Large-area electronics (LAE) is an emerging technology for the electronics device manufacturers, such as printing or large-scale lithography, the process used to create flat panel displays and solar cells. Using LAE processes, engineers could create systems that are large (several square meters squared) and highly flexible; for instance, based on paper or plastic.
Over the past decade or so, many teams worldwide have been working on LAE systems. This has led to the creation of numerous innovative devices, such as large, flexible and sensing artificial skins for robots.
Researchers at Princeton University have recently realized a new wireless system based on LAE technology that can operate at gigahertz frequencies. This system is based on an array of high-speed, self-aligned zinc-oxide thin-film transistors.
“This work started by imagining the new capabilities for electronic systems that could be enabled by LAE, which is a very different technology than what we use to build most electronic devices today (i.e., CMOS chips),” Naveen Verma, one of the researchers who carried out the study.
A key limitation of existing LAE-based devices is that they typically achieve far lower speeds than electronics based on conventional chips. This significantly limits their potential for wireless applications, despite the notable advantages of having wireless systems with a large size and significant flexibility.
“Recent work by us and others has pushed the speed of LAE, with some of our recent devices breaking the gigahertz frequency barrier,” Verma explained. “By combining this with some circuit and architecture co-design, we found that it is now possible to build relevant wireless systems that can take advantage of the unprecedented size and flexible formfactor that LAE offers.”
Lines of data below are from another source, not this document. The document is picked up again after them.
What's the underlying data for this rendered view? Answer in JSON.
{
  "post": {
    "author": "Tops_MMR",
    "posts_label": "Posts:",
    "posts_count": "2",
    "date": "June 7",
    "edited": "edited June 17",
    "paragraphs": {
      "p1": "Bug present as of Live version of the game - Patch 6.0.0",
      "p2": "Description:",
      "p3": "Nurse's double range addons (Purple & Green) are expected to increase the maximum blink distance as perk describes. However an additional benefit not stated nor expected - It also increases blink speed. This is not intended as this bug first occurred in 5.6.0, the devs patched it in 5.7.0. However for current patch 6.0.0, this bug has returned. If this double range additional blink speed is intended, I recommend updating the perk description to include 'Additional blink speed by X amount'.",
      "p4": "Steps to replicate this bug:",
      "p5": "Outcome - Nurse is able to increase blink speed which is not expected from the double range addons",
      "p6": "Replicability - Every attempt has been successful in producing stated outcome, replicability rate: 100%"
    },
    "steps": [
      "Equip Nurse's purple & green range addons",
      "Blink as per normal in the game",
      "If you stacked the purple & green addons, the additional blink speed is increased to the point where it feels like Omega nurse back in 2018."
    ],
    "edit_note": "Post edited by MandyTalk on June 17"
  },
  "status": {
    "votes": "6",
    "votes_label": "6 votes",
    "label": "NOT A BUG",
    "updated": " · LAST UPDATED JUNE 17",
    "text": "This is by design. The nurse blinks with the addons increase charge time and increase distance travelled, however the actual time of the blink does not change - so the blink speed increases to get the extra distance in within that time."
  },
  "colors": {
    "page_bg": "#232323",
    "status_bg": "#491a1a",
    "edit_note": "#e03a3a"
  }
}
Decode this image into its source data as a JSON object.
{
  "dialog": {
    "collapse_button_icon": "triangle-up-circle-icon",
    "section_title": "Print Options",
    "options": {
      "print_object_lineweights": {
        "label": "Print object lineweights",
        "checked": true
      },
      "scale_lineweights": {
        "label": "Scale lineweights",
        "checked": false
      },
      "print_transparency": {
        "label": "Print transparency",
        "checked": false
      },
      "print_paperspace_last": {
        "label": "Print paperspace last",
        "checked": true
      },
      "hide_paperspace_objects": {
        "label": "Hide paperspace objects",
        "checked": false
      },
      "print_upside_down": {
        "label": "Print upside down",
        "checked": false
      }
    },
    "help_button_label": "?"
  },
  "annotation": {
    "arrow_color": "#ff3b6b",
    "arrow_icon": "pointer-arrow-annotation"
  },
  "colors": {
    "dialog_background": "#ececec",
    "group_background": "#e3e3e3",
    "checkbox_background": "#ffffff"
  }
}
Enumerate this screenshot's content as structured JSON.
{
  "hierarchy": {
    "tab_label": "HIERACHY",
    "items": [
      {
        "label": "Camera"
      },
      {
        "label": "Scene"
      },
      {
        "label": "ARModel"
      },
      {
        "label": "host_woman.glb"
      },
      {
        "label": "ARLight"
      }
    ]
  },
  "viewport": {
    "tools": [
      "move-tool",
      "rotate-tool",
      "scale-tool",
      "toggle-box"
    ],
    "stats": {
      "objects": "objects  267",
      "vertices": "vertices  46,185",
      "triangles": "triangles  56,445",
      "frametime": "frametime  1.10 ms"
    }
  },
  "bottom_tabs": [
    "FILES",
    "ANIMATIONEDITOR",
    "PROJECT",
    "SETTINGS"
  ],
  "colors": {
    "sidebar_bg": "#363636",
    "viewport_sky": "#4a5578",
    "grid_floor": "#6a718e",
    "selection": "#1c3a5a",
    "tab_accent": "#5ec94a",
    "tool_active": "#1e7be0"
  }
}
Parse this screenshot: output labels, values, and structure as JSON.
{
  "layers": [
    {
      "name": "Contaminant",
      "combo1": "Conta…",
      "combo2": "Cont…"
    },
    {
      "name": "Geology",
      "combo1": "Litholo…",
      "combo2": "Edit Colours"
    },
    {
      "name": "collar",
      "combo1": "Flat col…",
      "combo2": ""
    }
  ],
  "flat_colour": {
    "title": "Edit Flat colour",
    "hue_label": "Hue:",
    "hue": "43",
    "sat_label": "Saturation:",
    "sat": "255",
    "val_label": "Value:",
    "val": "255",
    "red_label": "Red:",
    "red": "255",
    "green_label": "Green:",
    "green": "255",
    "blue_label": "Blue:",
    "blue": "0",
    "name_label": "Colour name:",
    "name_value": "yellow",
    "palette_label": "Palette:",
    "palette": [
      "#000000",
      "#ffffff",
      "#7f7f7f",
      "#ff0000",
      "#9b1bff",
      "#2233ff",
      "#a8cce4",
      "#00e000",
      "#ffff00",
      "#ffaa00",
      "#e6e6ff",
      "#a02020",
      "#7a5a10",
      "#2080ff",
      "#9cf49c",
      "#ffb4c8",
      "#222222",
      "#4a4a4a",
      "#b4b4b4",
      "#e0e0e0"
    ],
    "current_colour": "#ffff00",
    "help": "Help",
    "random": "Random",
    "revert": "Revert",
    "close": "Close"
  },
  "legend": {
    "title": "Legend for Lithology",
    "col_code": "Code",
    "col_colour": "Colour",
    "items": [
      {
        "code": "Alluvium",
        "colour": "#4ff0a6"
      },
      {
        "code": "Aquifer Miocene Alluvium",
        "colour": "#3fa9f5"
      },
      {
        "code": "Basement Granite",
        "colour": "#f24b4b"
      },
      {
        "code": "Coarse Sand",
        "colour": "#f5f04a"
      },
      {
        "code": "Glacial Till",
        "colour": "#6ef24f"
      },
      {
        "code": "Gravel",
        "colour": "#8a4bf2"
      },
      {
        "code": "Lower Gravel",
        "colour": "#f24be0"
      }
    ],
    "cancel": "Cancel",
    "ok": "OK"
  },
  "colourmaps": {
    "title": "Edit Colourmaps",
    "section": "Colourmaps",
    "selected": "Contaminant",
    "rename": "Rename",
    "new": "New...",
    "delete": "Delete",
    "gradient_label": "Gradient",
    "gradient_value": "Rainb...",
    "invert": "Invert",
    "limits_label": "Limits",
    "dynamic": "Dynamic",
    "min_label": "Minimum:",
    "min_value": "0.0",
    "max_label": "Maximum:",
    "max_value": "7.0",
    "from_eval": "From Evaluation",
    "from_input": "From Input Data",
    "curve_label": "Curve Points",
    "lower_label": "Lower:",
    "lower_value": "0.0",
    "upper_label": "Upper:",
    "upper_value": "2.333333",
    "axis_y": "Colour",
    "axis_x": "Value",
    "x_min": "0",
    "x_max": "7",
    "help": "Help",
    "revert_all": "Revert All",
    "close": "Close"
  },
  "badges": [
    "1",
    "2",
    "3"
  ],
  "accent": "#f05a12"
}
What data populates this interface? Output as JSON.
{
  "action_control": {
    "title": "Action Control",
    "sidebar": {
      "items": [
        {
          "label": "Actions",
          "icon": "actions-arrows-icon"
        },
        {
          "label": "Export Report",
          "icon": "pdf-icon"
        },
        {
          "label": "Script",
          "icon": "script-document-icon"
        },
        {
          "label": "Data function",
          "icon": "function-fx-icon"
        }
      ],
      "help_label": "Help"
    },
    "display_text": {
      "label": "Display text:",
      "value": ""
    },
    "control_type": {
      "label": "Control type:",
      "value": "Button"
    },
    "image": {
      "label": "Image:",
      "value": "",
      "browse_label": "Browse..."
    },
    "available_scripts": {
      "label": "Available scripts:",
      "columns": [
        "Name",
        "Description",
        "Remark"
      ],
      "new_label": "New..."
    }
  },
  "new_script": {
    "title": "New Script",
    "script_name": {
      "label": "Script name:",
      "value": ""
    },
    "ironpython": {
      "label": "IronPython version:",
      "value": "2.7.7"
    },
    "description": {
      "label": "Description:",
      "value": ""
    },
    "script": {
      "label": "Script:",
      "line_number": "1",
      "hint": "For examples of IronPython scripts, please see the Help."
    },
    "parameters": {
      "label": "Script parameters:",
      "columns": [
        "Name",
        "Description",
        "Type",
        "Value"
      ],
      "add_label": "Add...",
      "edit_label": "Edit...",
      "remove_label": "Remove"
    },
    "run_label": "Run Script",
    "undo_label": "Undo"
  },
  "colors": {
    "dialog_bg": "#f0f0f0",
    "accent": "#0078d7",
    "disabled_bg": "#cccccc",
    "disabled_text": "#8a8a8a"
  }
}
While creating their system, Verma and his colleagues carefully considered its design, circuitry and architecture. To enhance its speed, they enhanced a metric of basic transistors by over one order of magnitude and then designed circuits that exploited this metric. Finally, they employed architecture-level phase synchronization techniques that did not require components that would reduce the system’s speed.
“This is the exciting part: this very different kind of technology gives really transformative new capabilities, but it requires new ways of thinking about the operation and design,” Verma said. “The notable achievement of our work was the demonstration of a wireless system, namely a phased array, in LAE technology, that directly and significantly benefits from large area.”
The researchers evaluated their LAE device in a series of tests and found that it operated at a frequency of approximately 1GHz. In addition, their system was found to have beamforming capabilities, meaning that it is capable of enhancing wireless communication with targets at specific locations. In the future, their work could thus pave the way towards the realization of LAE systems that are large and flexible, but that can also perform computations rapidly and communicate with other systems via wireless technology.
“Our study suggests that realizing the wireless capabilities of interest with devices of very large physical dimensions is indeed possible,” Verma said. “With basic giga-Hertz LAE devices in-hand and a circuit-/architecture-level understanding of how to utilize these, our focus will now be on exploring different wireless systems to investigate how the unprecedented sizes and formfactors can enable new application and application-level capabilities.”